В 1929 году Лейрис перенес тяжелое психическое заболевание, приведшее, в частности, к импотенции, и должен был около года находиться под наблюдением психиатров. «Пору зрелости» он начал писать год спустя, в возрасте 34 лет. Тогда Лейрис был, скорее, известен как поэт – в его стихах чувствовалось сильное влияние Аполлинера и Макса Жакоба, с которым он подружился, – опубликовавший несколько поэтических сборников (первым, в 1925 году, вышел «Симулякр»), и автор замечательного сюрреалистического романа «Аврора». Однако вскоре после начала работы над «Порой зрелости» (книга была завершена лишь в 1935 году) Лейрис решил попробовать себя в совершенно иной области – антропологии. В составе африканской исследовательской экспедиции он проводит два года (с 1931 по 1933) в Дакаре и Джибути, а после возвращения попадает в парижский Музей Человека, где и по сей день занимает важный административный пост. Впрочем, в откровенных самоизобличениях «Поры зрелости» не осталось и следа от этого поразительного перехода от богемного поэта к музейному чиновнику и ученому. Книга ни словом не упоминает о реальных достижениях поэта или антрополога. Наверное, так и должно быть: рассказ о них лишь испортил бы общее впечатление полного провала.
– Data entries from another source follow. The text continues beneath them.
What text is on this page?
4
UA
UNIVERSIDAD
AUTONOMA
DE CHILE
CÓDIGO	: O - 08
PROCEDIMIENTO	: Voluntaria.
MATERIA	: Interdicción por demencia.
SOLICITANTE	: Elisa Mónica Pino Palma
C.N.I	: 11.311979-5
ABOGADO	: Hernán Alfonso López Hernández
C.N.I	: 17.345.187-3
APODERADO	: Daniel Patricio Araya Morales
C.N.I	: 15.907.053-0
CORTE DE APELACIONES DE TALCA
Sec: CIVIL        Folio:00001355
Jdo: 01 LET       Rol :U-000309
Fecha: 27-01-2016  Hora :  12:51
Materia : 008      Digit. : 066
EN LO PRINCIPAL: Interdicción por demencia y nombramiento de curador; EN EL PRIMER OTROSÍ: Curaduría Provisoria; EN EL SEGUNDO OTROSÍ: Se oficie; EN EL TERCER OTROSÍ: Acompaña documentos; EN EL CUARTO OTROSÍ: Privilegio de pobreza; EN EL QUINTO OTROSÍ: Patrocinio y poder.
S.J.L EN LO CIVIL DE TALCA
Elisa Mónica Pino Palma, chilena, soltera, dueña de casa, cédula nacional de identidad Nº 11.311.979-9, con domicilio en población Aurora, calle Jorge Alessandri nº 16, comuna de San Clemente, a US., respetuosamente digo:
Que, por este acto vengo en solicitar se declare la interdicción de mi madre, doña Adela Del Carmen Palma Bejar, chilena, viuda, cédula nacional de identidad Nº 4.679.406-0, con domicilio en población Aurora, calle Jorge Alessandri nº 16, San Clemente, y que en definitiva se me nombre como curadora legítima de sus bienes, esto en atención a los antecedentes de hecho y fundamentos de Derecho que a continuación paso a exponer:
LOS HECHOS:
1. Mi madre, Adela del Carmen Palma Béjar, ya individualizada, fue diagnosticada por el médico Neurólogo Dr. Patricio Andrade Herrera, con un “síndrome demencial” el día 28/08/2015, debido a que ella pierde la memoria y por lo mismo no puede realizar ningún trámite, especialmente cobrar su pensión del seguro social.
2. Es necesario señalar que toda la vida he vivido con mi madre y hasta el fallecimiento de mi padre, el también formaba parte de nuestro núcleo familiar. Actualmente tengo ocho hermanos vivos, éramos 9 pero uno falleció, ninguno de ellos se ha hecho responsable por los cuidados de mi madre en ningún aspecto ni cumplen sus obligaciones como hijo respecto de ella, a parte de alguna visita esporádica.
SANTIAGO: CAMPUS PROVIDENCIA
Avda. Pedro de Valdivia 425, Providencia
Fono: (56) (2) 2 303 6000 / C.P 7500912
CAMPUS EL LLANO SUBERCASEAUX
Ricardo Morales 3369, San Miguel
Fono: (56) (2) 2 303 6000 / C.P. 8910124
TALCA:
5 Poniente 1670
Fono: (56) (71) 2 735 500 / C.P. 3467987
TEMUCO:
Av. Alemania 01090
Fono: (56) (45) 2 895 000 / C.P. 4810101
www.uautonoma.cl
Историю своей жизни Лейрис подменяет каталогом своих несовершенств. «Пора зрелости» начинается не обыденным «Родился я в…», но предельно точным описанием тела автора. С первых же страниц мы узнаем о зарождающейся лысине Лейриса, его постоянно слезящихся глазах, более чем скромной мужской силе, привычке сутулиться за столом и скрести в заду, пока никто не видит; он описывает пережитое в детстве болезненное удаление миндалин и не менее тяжелое заражение тканей пениса, еще дальше – свою ипохондрию, патологическую трусость при любой, даже самомалейшей опасности, невозможность свободно говорить ни на одном из иностранных языков и удручающую неспособность к занятиям спортом. Характер свой он также обрисовывает в терминах ущербности: Лейриса, по его словам, «разъедают» болезненные и агрессивные фантазии, относящиеся к плоти в целом и женщинам в частности. «Пора зрелости» предстает настоящим учебником по самоуничижению; отдельные штрихи – случаи из жизни, мечтания, словесные ассоциации и сны – складываются в общую картину нередко уже не чувствующего боли человека, который с любопытством вкладывает персты в собственные раны.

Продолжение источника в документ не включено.